# taz.de -- Initiative für Verbindlichkeit
       
       > Eine Volksinitiative will erreichen, dass der Senat sich nicht über
       > Bürgerentscheide hinwegsetzen kann. Die Forderung hat es in sich: Sie
       > stellt das Verhältnis von Senat und Bezirkspolitik grundlegend in Frage
       
       Von Pascal Patrick Pfaff
       
       Die Volksinitiative für die Verbindlichkeit von Bürgerbegehren hat dem
       Verfassungsausschuss der Bürgerschaft am Donnerstag ihr Anliegen
       vorgestellt. Sie fordert, dass „Bürgerbegehren ab dem Tag ihrer Anmeldung
       nicht mehr be- bzw. verhindert werden dürfen“. Zur Abgrenzung:
       Volksbegehren betreffen die Landesebene, Bürgerbegehren die Bezirksebene.
       
       Das Ansinnen der Initiative hat es in sich, denn die Bezirke sind nach der
       Hamburgischen Verfassung untergeordnete Verwaltungseinheiten, die sich um
       lokale Belange kümmern sollen. Was von übergeordneter Bedeutung ist,
       bestimmt laut Bezirksverwaltungsgesetz der Senat.
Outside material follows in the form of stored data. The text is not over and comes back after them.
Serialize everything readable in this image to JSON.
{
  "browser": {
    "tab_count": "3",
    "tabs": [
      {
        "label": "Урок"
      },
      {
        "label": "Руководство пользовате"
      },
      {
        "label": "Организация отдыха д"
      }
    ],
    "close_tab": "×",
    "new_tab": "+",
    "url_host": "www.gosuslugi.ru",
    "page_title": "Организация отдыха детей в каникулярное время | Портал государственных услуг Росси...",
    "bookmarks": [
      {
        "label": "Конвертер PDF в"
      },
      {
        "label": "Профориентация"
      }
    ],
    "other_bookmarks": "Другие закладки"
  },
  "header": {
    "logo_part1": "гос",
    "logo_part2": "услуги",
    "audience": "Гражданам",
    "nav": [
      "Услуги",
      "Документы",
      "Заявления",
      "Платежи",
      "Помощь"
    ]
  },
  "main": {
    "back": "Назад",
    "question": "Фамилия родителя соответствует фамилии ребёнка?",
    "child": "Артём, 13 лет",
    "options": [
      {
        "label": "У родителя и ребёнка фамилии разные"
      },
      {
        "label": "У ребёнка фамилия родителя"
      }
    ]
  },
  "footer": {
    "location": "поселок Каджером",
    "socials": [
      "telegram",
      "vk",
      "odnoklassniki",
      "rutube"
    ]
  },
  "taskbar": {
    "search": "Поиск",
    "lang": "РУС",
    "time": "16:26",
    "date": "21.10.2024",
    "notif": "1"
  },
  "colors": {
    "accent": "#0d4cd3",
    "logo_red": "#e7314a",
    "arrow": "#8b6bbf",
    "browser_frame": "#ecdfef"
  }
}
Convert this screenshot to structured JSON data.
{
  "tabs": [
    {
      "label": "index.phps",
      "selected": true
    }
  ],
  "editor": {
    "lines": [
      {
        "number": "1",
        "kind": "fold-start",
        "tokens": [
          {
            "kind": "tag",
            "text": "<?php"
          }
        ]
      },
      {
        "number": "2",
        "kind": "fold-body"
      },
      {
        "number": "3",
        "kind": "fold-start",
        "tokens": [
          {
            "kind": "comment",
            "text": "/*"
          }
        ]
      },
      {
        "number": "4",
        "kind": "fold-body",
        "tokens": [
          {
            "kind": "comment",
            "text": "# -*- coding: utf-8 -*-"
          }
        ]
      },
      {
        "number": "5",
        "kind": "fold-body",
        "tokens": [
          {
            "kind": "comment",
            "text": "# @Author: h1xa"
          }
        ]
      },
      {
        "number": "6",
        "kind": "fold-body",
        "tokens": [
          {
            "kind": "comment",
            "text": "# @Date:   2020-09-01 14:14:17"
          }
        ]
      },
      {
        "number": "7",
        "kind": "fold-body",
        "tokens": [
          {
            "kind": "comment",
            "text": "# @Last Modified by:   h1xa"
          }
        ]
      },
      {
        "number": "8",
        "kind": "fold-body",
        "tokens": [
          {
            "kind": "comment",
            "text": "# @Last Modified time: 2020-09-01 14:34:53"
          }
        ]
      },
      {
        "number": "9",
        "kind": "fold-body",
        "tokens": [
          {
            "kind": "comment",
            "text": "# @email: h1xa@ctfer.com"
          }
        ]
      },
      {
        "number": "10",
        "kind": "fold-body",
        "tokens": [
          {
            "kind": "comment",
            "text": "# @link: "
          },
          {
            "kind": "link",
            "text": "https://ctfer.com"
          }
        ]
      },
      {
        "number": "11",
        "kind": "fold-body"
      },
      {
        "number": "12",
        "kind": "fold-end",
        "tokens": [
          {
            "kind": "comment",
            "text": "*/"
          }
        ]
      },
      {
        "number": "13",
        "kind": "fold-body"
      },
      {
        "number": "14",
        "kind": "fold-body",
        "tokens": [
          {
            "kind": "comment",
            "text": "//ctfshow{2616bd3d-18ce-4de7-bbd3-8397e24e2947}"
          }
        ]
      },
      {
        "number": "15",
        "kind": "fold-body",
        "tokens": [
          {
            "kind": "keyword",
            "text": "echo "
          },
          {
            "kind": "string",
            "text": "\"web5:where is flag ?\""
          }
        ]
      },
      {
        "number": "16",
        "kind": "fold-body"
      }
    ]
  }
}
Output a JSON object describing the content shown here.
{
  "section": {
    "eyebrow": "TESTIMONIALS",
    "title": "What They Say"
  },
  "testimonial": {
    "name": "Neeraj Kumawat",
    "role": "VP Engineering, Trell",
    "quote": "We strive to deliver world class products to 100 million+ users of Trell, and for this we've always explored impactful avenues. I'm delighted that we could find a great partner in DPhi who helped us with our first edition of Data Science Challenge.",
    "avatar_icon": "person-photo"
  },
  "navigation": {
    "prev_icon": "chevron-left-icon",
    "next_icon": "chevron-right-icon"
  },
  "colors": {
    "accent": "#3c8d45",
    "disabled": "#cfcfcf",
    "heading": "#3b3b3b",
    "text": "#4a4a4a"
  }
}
Eine Verbindlichkeit von
       Bürgerentscheiden würde nicht zu dieser Konstruktion passen.
       
       „Die Hamburgerinnen und Hamburger sind es leid, dass ihr demokratisches
       Engagement auf lokaler Ebene von einem selbstherrlichen Senat allzu oft
       einfach vom Tisch gewischt wird“, sagt die Rechtsanwältin Thérèse Fiedler.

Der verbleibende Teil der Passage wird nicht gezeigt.